Overall, available data suggest that the efficacy of hemofiltration in SAP depends on key variables: timing of initiation, filtration volume, treatment duration, and type of filter used. In our patients, the choice to initiate CVVH early, employ a high-adsorptive-capacity filter, and maintain an adequate convective dose may have contributed to the positive outcomes observed.

5. Conclusions

Early initiation of continuous veno-venous hemofiltration (CVVH) with adsorptive AN69-based oXiris filter in patients with severe acute pancreatitis (SAP) and organ dysfunction was associated, in our experience, with significant clinical benefits. We observed a marked reduction in pro-inflammatory cytokines (IL-6 and TNF-α) both in serum and in the hemofiltration effluent, a significant improvement in APACHE II score, and a very high short-term survival rate (97.9%).
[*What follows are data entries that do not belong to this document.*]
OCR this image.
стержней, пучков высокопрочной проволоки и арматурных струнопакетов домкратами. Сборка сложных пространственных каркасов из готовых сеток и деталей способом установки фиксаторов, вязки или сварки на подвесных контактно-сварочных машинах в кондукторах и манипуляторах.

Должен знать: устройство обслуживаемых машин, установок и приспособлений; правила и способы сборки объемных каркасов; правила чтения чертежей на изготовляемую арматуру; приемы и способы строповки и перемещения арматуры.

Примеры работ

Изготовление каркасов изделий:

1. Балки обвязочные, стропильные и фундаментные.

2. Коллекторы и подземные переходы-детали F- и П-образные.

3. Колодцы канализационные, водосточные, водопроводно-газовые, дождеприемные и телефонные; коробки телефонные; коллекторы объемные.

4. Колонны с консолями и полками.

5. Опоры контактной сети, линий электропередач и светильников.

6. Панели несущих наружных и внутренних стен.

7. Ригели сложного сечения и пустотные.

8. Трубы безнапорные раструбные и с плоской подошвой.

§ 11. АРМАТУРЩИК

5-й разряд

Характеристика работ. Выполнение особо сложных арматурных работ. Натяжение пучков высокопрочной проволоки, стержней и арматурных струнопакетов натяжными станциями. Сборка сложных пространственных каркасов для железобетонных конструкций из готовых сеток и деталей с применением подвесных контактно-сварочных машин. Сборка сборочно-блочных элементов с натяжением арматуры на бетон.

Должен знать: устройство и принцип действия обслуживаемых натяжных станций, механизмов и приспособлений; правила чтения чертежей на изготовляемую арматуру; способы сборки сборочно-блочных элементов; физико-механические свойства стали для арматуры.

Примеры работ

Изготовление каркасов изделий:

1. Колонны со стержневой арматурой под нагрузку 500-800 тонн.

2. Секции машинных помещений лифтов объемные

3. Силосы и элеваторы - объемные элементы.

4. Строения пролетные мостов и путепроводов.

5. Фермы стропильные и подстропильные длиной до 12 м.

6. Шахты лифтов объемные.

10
These findings support the hypothesis of a tangible immunomodulatory effect of CVVH with the oXiris filter, potentially capable of attenuating the “cytokine storm” characteristic of the most severe forms of SAP. Furthermore, the treatment demonstrated a favourable safety profile, with rare and manageable complications.

Consistent with prior reports [2,16,17,18,23,25,26,28], our findings support the effectiveness of CVVH as an adjunct when instituted early in SAP. However, the optimal timing and duration remain to be defined, and confirmation in prospective, randomised, multicentre trials is needed to determine the effects on mortality, organ-failure resolution, and health-related quality of life.